Unter den Juden tut sich insbesondere der Oberrabbiner Berl Lasar hervor, welcher Schwule als „sexuell Perverse“ bezeichnet und in LGBT-Paraden einen Verstoß gegen die Moral zu erkennen meint.
An dieser Haltung aller drei Religionen wird ersichtlich, dass sie wieder einmal nicht ihrer obersten Forderung nach Menschlichkeit und Nächstenliebe gerecht werden, sondern ihre Gläubigen aktiv gegen LGBTs verhetzen und auf diese Weise Gewalttätigkeiten, Morde aber auch Suizide und Suizidversuche unter LGBTs mitzuverantworten haben. Auch wird an dieser Stelle deutlich, dass Moral nichts mit Ethik gemein hat und gerne zwecks Aufrechterhaltung der eigenen Macht missbraucht wird. Die Glaubensgemeinschaften entmündigen freie, erwachsene Menschen und setzen die Moral absolut, als ob der Mensch für Moral und Gesetz da sei und nicht umgekehrt (wie es z.B. Jesus in Mt 12,1-13 fordert und selbst umsetzt). Moral ist keine absolute Größe, sondern etwas vom Menschen Gemachtes, und muss sich, gleich einer sachlichen Autorität, ständig hinterfragen und reflektieren lassen. Wird dies nicht getan, entstehen die grausamsten, sadistischsten Verbrechen im Namen der Moral, wie es uns Russland gerade vor Augen führt.
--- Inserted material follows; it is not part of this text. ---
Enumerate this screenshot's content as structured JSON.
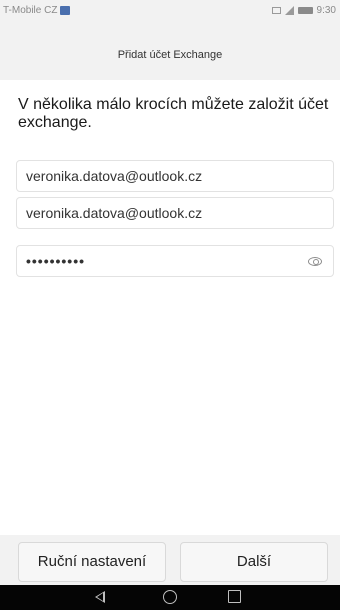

Es ist allerhöchste Zeit, dass die Religionen endlich erkennen, wie dringend es auf dieser immer enger werdenden Welt ist, Liebe und Sexualität von der Zeugung von Nachkommen radikal zu trennen und dass daher Homosexualität, Heterosexualität und Bisexualität gleichwertige und gesunde Ausdrucksformen von Liebe und Sexualität darstellen. Bevor dies der Fall sein wird, müssten die volksverhetzenden Vertreter/Vertreterinnen der Weltreligionen wohl aber erst einmal ihre ekklesiogenen Zwangsneurosen, Schuldgefühle und Ängste durcharbeiten, um mit ihrer eigenen Sexualität ins Reine kommen. Denn wer seine eigene Sexualität ablehnt, bekämpft sie an den anderen umso heftiger (Abwehrmechanismus der Projektion).